RALEIGH, N.C. - Leaders of the North Carolina National Guard invited hazard mitigation, cyber and information technology experts for Operation Tobacco Road, an exercise held July 21-25 at the North Carolina National Guard Joint Force Headquarters and North Carolina Emergency Management in Raleigh, North Carolina.
The technical cybersecurity exercise invited more than 140 local, state and national government and corporate partner experts to identify and respond to cyber threat actors in a real-time environment that reflected real-world cybersecurity threats.
“It is pretty important for us,” said U.S. Army Maj. Gen. Allen Boyette, the North Carolina National Guard deputy adjutant general.
The teams' goal was to share common cyber defense tools and gain valuable experience in network security and intrusion analysis.

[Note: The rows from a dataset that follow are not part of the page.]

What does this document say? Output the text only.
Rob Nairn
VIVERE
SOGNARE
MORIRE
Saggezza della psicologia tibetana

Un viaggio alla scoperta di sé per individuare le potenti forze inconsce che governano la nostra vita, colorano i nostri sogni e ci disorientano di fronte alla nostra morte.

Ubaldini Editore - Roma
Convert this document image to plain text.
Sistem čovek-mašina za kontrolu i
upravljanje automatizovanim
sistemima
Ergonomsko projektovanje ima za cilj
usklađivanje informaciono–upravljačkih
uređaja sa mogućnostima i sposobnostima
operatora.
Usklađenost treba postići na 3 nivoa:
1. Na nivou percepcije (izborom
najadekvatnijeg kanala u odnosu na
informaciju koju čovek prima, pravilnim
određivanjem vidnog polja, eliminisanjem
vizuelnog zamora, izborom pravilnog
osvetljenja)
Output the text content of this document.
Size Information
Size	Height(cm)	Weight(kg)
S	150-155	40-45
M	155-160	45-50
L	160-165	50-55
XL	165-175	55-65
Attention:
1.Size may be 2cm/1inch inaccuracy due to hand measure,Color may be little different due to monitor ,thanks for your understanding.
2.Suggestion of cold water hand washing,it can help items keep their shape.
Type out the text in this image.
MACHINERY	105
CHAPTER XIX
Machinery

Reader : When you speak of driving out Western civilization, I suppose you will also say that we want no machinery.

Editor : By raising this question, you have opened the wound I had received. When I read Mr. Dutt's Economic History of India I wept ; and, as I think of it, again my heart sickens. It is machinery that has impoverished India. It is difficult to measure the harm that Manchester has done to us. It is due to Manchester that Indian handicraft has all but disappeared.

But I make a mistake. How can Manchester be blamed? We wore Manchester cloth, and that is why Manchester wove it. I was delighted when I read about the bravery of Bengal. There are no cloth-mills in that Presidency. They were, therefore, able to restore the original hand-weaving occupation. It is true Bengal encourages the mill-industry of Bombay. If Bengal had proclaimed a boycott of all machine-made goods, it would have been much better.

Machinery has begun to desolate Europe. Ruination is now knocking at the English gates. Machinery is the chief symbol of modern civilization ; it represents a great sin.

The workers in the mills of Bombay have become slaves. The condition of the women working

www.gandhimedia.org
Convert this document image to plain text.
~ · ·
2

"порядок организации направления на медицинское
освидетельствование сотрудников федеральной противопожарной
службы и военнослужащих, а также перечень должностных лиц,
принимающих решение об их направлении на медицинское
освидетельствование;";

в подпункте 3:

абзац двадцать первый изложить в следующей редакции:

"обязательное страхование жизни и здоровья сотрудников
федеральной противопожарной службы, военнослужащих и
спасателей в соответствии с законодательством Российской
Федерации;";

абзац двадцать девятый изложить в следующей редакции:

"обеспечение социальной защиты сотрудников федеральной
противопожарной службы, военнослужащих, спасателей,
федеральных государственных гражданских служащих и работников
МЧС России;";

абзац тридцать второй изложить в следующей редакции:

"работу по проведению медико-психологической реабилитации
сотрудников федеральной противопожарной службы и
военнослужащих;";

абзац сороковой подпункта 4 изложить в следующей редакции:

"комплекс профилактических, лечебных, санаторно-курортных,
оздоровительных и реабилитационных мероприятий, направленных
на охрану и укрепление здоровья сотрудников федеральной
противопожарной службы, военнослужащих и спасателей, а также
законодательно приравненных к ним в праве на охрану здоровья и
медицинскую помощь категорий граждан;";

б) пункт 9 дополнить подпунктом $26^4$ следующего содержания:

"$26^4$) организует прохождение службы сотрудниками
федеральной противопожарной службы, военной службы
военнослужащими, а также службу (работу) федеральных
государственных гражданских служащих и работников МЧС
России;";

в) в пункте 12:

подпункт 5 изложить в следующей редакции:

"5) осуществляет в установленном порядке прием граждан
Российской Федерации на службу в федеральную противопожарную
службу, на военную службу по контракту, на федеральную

“They need to know why it [cyber training] matters [and] take the lessons learned back,” said Erik A. Hooks, a former North Carolina Department of Public Safety secretary, FEMA deputy administrator and career public safety professional and consultant.
The members were assigned to five different defensive cyber operator teams, which defended a fictional North Carolina local government against a North Carolina National Guard opposing force attempting to exploit any weaknesses in various scenarios.
Other professionals of the assessment team monitored the progress of the cyber operators and provided their expertise to help train them.
“North Carolina has one of the most mature models and emulates Cyber Shield ,” said Eric Zach, chief information security officer at North Carolina Agricultural and Technical State University.
The online interaction, simulated cyber intrusions and in-person tabletop exercises during Operation Tobacco Road tested skills and training. Members identified network vulnerabilities, including hacking, ransomware and unauthorized network access.
“What can we [learn to] do better,” said U.S. Army Lt. Col Seth Barun, North Carolina National Guard chief of Cyber Operations.
Visitors from public and private cybersecurity institutions toured the exercise July 24.
“It [the exercise] will strengthen North Carolina cybersecurity,” Secretary and State Chief Information Officer of the North Carolina Department of Information Technology Teena Piccione said.
Leaders guided their guests to the North Carolina Department of Emergency Management offices at Joint Force Headquarters that were used for the exercise.
“It is a challenging environment,” North Carolina Department of Information Technology Chief Information Security Officer Bernice Russell-Bond said.
Brian Wilson, senior director of information security and chief information security officer at the SAS Institute Inc., a privately held software company, also attended.
“We are here to partner. They build skills here. We hired someone from and he brought a lot of skills to us,” Wilson said.
The North Carolina National Guard’s Cyber Security Response Force hosts Operation Tobacco Road twice a year. The Cyber Security Response Force's mission is to conduct defensive cyberspace operations in support of mission requirements as directed by the North Carolina National Guard’s Adjutant General or Governor. Their duties include responding to cyber incidents, conducting digital forensics, assessing cyber hygiene, performing penetration testing, providing training and engaging in outreach.